**LIM** learns the global influence of a node on the rate of information diffusion.

Below, you can find some extra information:

We assume the influence function of an individual node, the number of follow-up infections that the node's infection will bring.
**LIM** models the rate of information diffusion as the sum of the influence function of individual nodes, and can be trained very efficiently with large data.
For experiment, we track cascades of information diffusion on a set of 500 million Twitter posts and a set of 170 million news articles and blog posts, and then estimate the influence function of nodes using **LIM**

- J. Yang, J. Leskovec. Modeling Information Diffusion in Implicit Networks. IEEE International Conference On Data Mining (ICDM), 2010.

We examine the diffusion of short textual phrase over the online media space using the Memetracker data set.We show several plots about the influence of various type of media. Using the extension of LIM, we show the recency factor and the imitation factor that govern the adoption of phrase along with the influence of media.

You can click over the figures to see them bigger.

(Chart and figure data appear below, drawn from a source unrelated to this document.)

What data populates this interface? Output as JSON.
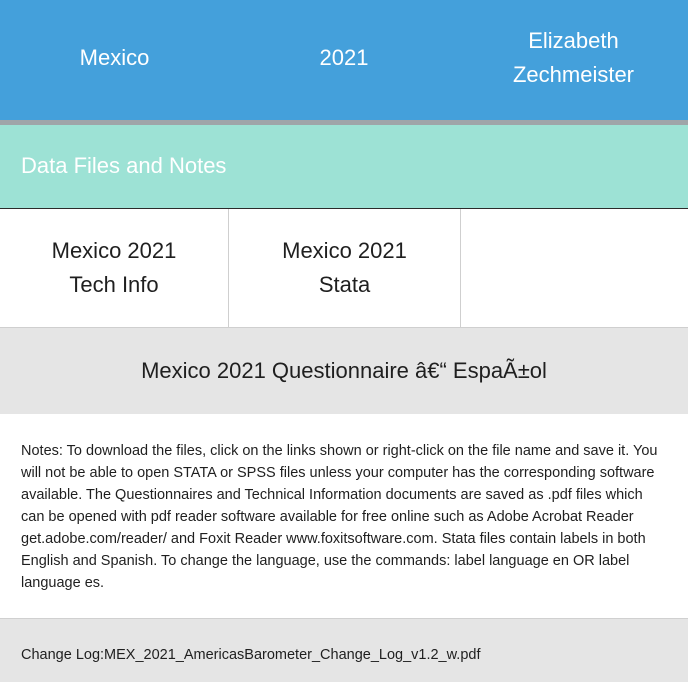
{
  "header": {
    "country": "Mexico",
    "year": "2021",
    "author_line1": "Elizabeth",
    "author_line2": "Zechmeister"
  },
  "section": {
    "title": "Data Files and Notes"
  },
  "files": [
    {
      "line1": "Mexico 2021",
      "line2": "Tech Info"
    },
    {
      "line1": "Mexico 2021",
      "line2": "Stata"
    }
  ],
  "questionnaire": {
    "label": "Mexico 2021 Questionnaire â€“ EspaÃ±ol"
  },
  "notes": {
    "text": "Notes: To download the files, click on the links shown or right-click on the file name and save it. You will not be able to open STATA or SPSS files unless your computer has the corresponding software available. The Questionnaires and Technical Information documents are saved as .pdf files which can be opened with pdf reader software available for free online such as Adobe Acrobat Reader get.adobe.com/reader/ and Foxit Reader www.foxitsoftware.com. Stata files contain labels in both English and Spanish. To change the language, use the commands: label language en OR label language es."
  },
  "changelog": {
    "text": "Change Log:MEX_2021_AmericasBarometer_Change_Log_v1.2_w.pdf"
  }
}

**Average influence function of various type of media on different topics**(22 media grouped into 5 types and 1,000 cascades grouped into 6 topics):**Recency factor and latent volume (caused by imitation factor)**

We provide a simple MATLAB implementation of **LIM** and the Memetracker data that we used in our paper.

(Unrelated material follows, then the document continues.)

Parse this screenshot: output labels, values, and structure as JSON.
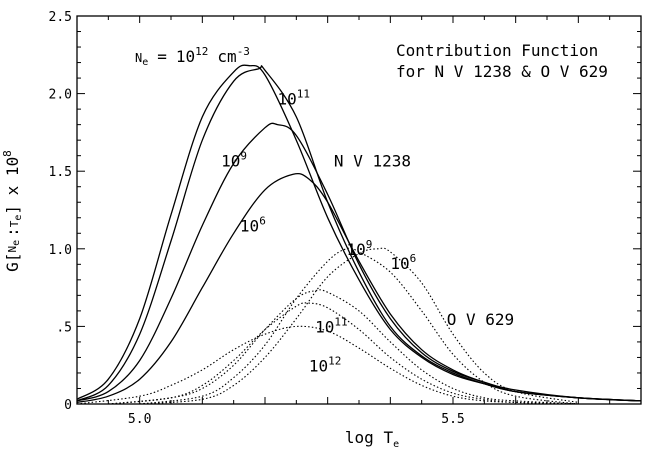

**Input data file:** The input file to **LIM** is a MATLAB binary data file(data_lim.mat). It contains a matrix `data` where each row vector correponds to a specific time index of a cascade. (If there are K cascades and each cascade has T time indices, then
`data` has KT rows.) `data` has N+2 columns where N is the number of nodes that we model their influence functions.
The first N columns denote how many times each of N nodes become infected to the cascade at the time index.
The N+1-th column specifies the volume of the cascade at the time, and the last column (N+2-th) specifies which cascade the row corresponds to.

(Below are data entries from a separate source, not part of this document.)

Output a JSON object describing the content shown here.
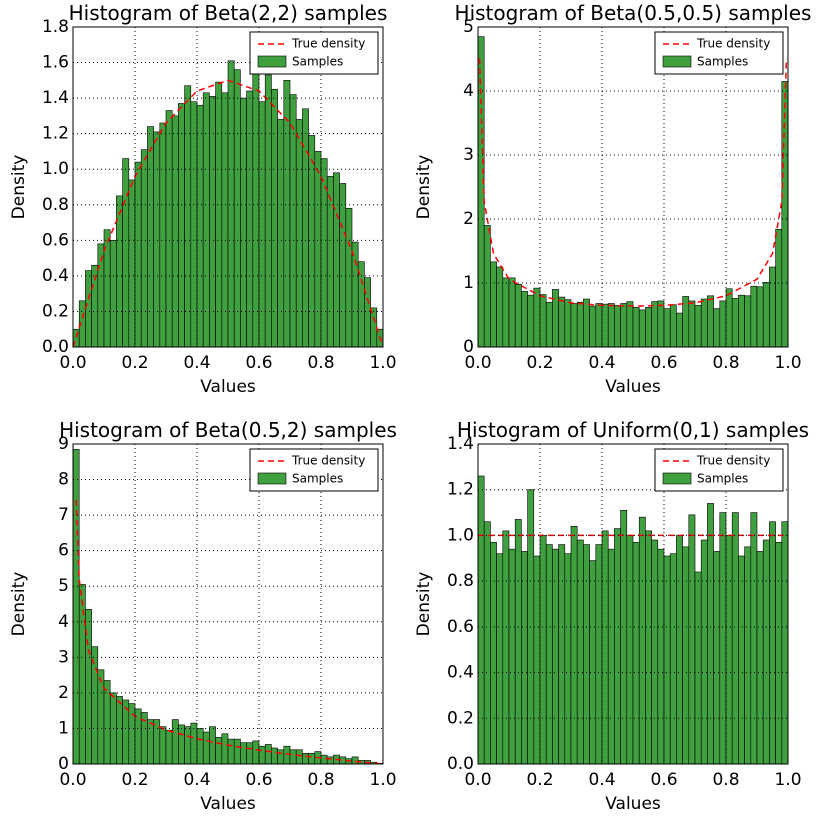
{
  "chart_data": [
    {
      "type": "histogram",
      "title": "Histogram of Beta(2,2) samples",
      "xlabel": "Values",
      "ylabel": "Density",
      "name": "Samples",
      "color": "#40a040",
      "bins": [
        0,
        0.02,
        0.04,
        0.06,
        0.08,
        0.1,
        0.12,
        0.14,
        0.16,
        0.18,
        0.2,
        0.22,
        0.24,
        0.26,
        0.28,
        0.3,
        0.32,
        0.34,
        0.36,
        0.38,
        0.4,
        0.42,
        0.44,
        0.46,
        0.48,
        0.5,
        0.52,
        0.54,
        0.56,
        0.58,
        0.6,
        0.62,
        0.64,
        0.66,
        0.68,
        0.7,
        0.72,
        0.74,
        0.76,
        0.78,
        0.8,
        0.82,
        0.84,
        0.86,
        0.88,
        0.9,
        0.92,
        0.94,
        0.96,
        0.98,
        1
      ],
      "values": [
        0.1,
        0.26,
        0.43,
        0.46,
        0.58,
        0.66,
        0.6,
        0.85,
        1.06,
        0.94,
        1.04,
        1.11,
        1.24,
        1.21,
        1.26,
        1.33,
        1.3,
        1.37,
        1.47,
        1.38,
        1.36,
        1.43,
        1.41,
        1.49,
        1.43,
        1.61,
        1.56,
        1.4,
        1.44,
        1.6,
        1.38,
        1.53,
        1.45,
        1.28,
        1.5,
        1.42,
        1.28,
        1.34,
        1.19,
        1.1,
        1.06,
        0.96,
        0.98,
        0.92,
        0.78,
        0.59,
        0.48,
        0.39,
        0.22,
        0.1
      ],
      "curve": {
        "name": "True density",
        "color": "#ff0000",
        "x": [
          0,
          0.1,
          0.2,
          0.3,
          0.4,
          0.5,
          0.6,
          0.7,
          0.8,
          0.9,
          1
        ],
        "values": [
          0,
          0.54,
          0.96,
          1.26,
          1.44,
          1.5,
          1.44,
          1.26,
          0.96,
          0.54,
          0
        ]
      },
      "xlim": [
        0,
        1
      ],
      "ylim": [
        0,
        1.8
      ],
      "xticks": [
        {
          "value": 0,
          "label": "0.0"
        },
        0.2,
        0.4,
        0.6,
        0.8,
        {
          "value": 1,
          "label": "1.0"
        }
      ],
      "yticks": [
        {
          "value": 0,
          "label": "0.0"
        },
        0.2,
        0.4,
        0.6,
        0.8,
        {
          "value": 1,
          "label": "1.0"
        },
        1.2,
        1.4,
        1.6,
        1.8
      ],
      "grid": true,
      "legend": "upper right"
    },
    {
      "type": "histogram",
      "title": "Histogram of Beta(0.5,0.5) samples",
      "xlabel": "Values",
      "ylabel": "Density",
      "name": "Samples",
      "color": "#40a040",
      "bins": [
        0,
        0.02,
        0.04,
        0.06,
        0.08,
        0.1,
        0.12,
        0.14,
        0.16,
        0.18,
        0.2,
        0.22,
        0.24,
        0.26,
        0.28,
        0.3,
        0.32,
        0.34,
        0.36,
        0.38,
        0.4,
        0.42,
        0.44,
        0.46,
        0.48,
        0.5,
        0.52,
        0.54,
        0.56,
        0.58,
        0.6,
        0.62,
        0.64,
        0.66,
        0.68,
        0.7,
        0.72,
        0.74,
        0.76,
        0.78,
        0.8,
        0.82,
        0.84,
        0.86,
        0.88,
        0.9,
        0.92,
        0.94,
        0.96,
        0.98,
        1
      ],
      "values": [
        4.85,
        1.9,
        1.33,
        1.25,
        1.08,
        1.08,
        0.98,
        0.87,
        0.81,
        0.92,
        0.82,
        0.7,
        0.9,
        0.78,
        0.74,
        0.68,
        0.7,
        0.75,
        0.64,
        0.68,
        0.67,
        0.68,
        0.65,
        0.68,
        0.71,
        0.62,
        0.58,
        0.62,
        0.71,
        0.72,
        0.6,
        0.66,
        0.53,
        0.79,
        0.72,
        0.65,
        0.75,
        0.8,
        0.6,
        0.72,
        0.91,
        0.76,
        0.81,
        0.8,
        0.95,
        0.94,
        1.01,
        1.25,
        1.84,
        4.15
      ],
      "curve": {
        "name": "True density",
        "color": "#ff0000",
        "x": [
          0.005,
          0.02,
          0.05,
          0.1,
          0.2,
          0.3,
          0.4,
          0.5,
          0.6,
          0.7,
          0.8,
          0.9,
          0.95,
          0.98,
          0.995
        ],
        "values": [
          4.51,
          2.27,
          1.46,
          1.06,
          0.8,
          0.69,
          0.65,
          0.64,
          0.65,
          0.69,
          0.8,
          1.06,
          1.46,
          2.27,
          4.51
        ]
      },
      "xlim": [
        0,
        1
      ],
      "ylim": [
        0,
        5
      ],
      "xticks": [
        {
          "value": 0,
          "label": "0.0"
        },
        0.2,
        0.4,
        0.6,
        0.8,
        {
          "value": 1,
          "label": "1.0"
        }
      ],
      "yticks": [
        0,
        1,
        2,
        3,
        4,
        5
      ],
      "grid": true,
      "legend": "upper right"
    },
    {
      "type": "histogram",
      "title": "Histogram of Beta(0.5,2) samples",
      "xlabel": "Values",
      "ylabel": "Density",
      "name": "Samples",
      "color": "#40a040",
      "bins": [
        0,
        0.02,
        0.04,
        0.06,
        0.08,
        0.1,
        0.12,
        0.14,
        0.16,
        0.18,
        0.2,
        0.22,
        0.24,
        0.26,
        0.28,
        0.3,
        0.32,
        0.34,
        0.36,
        0.38,
        0.4,
        0.42,
        0.44,
        0.46,
        0.48,
        0.5,
        0.52,
        0.54,
        0.56,
        0.58,
        0.6,
        0.62,
        0.64,
        0.66,
        0.68,
        0.7,
        0.72,
        0.74,
        0.76,
        0.78,
        0.8,
        0.82,
        0.84,
        0.86,
        0.88,
        0.9,
        0.92,
        0.94,
        0.96,
        0.98,
        1
      ],
      "values": [
        8.85,
        5.05,
        4.35,
        3.3,
        2.65,
        2.35,
        2.0,
        1.9,
        1.8,
        1.7,
        1.55,
        1.45,
        1.25,
        1.25,
        1.05,
        0.95,
        1.25,
        1.1,
        1.05,
        1.15,
        1.0,
        0.9,
        1.05,
        0.75,
        0.85,
        0.7,
        0.7,
        0.6,
        0.6,
        0.65,
        0.5,
        0.55,
        0.45,
        0.4,
        0.5,
        0.4,
        0.4,
        0.3,
        0.3,
        0.35,
        0.25,
        0.2,
        0.25,
        0.2,
        0.15,
        0.2,
        0.1,
        0.1,
        0.05,
        0.02
      ],
      "curve": {
        "name": "True density",
        "color": "#ff0000",
        "x": [
          0.01,
          0.02,
          0.05,
          0.1,
          0.2,
          0.3,
          0.4,
          0.5,
          0.6,
          0.7,
          0.8,
          0.9,
          1
        ],
        "values": [
          7.43,
          5.2,
          3.19,
          2.13,
          1.34,
          0.96,
          0.71,
          0.53,
          0.39,
          0.27,
          0.17,
          0.08,
          0
        ]
      },
      "xlim": [
        0,
        1
      ],
      "ylim": [
        0,
        9
      ],
      "xticks": [
        {
          "value": 0,
          "label": "0.0"
        },
        0.2,
        0.4,
        0.6,
        0.8,
        {
          "value": 1,
          "label": "1.0"
        }
      ],
      "yticks": [
        0,
        1,
        2,
        3,
        4,
        5,
        6,
        7,
        8,
        9
      ],
      "grid": true,
      "legend": "upper right"
    },
    {
      "type": "histogram",
      "title": "Histogram of Uniform(0,1) samples",
      "xlabel": "Values",
      "ylabel": "Density",
      "name": "Samples",
      "color": "#40a040",
      "bins": [
        0,
        0.02,
        0.04,
        0.06,
        0.08,
        0.1,
        0.12,
        0.14,
        0.16,
        0.18,
        0.2,
        0.22,
        0.24,
        0.26,
        0.28,
        0.3,
        0.32,
        0.34,
        0.36,
        0.38,
        0.4,
        0.42,
        0.44,
        0.46,
        0.48,
        0.5,
        0.52,
        0.54,
        0.56,
        0.58,
        0.6,
        0.62,
        0.64,
        0.66,
        0.68,
        0.7,
        0.72,
        0.74,
        0.76,
        0.78,
        0.8,
        0.82,
        0.84,
        0.86,
        0.88,
        0.9,
        0.92,
        0.94,
        0.96,
        0.98,
        1
      ],
      "values": [
        1.26,
        1.06,
        0.97,
        0.92,
        1.02,
        0.94,
        1.07,
        0.93,
        1.2,
        0.91,
        1.0,
        0.96,
        0.94,
        0.96,
        0.92,
        1.04,
        0.98,
        0.96,
        0.89,
        0.96,
        1.02,
        0.94,
        1.03,
        1.11,
        1.0,
        0.97,
        1.08,
        1.02,
        0.98,
        0.94,
        0.91,
        0.92,
        1.0,
        0.95,
        1.09,
        0.84,
        0.98,
        1.14,
        0.93,
        1.1,
        1.0,
        1.1,
        0.91,
        0.95,
        1.1,
        0.93,
        0.98,
        1.06,
        0.97,
        1.06
      ],
      "curve": {
        "name": "True density",
        "color": "#ff0000",
        "x": [
          0,
          1
        ],
        "values": [
          1,
          1
        ]
      },
      "xlim": [
        0,
        1
      ],
      "ylim": [
        0,
        1.4
      ],
      "xticks": [
        {
          "value": 0,
          "label": "0.0"
        },
        0.2,
        0.4,
        0.6,
        0.8,
        {
          "value": 1,
          "label": "1.0"
        }
      ],
      "yticks": [
        {
          "value": 0,
          "label": "0.0"
        },
        0.2,
        0.4,
        0.6,
        0.8,
        {
          "value": 1,
          "label": "1.0"
        },
        1.2,
        1.4
      ],
      "grid": true,
      "legend": "upper right"
    }
  ]
}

data=[<M_{1,1}(1)>,<M_{2,1}(1)>,...,<M_{N,1}(1)>,<V_1(1)>,<1>;
<M_{1,1}(2)>,<M_{2,1}(2)>,...,<M_{N,1}(2)>,<V_1(2)>,<1>;
<M_{1,1}(3)>,<M_{2,1}(3)>,...,<M_{N,1}(3)>,<V_1(3)>,<1>;
...
<M_{1,1}(T)>,<M_{2,1}(T)>,...,<M_{N,1}(T)>,<V_1(T)>,<1>;
<M_{1,2}(1)>,<M_{2,2}(1)>,...,<M_{N,2}(1)>,<V_2(1)>,<2>;
...
<M_{1,K}(T)>,<M_{2,K}(T)>,...,<M_{N,K}(T)>,<V_K(T)>,<T>;]

M_{u,k}(t) denotes how many times node u got infected to cascade k at time t. In the data set, we use K=1000 and N=100. The time length T of a cascade varies depending on how long the cascade lasted.

Also, the data file contains two auxilary vectors. The (K,1) cell `phrname` contains the phrase of K cascades. The (N,1) cell `sitename` contains the names of websites (nodes).

**Running LIM:** Script `test_lim.m` shows how to train LIM using the data file.
Each row vector of the matrix `Influence` contains the influence function of each node.
The script displays the average influence function of all the nodes.
In addition, the script shows the comparison between the ground-truth volume of a test phrase and the predicted volume by LIM for the phrase.
You can change which phrase to test inside the script.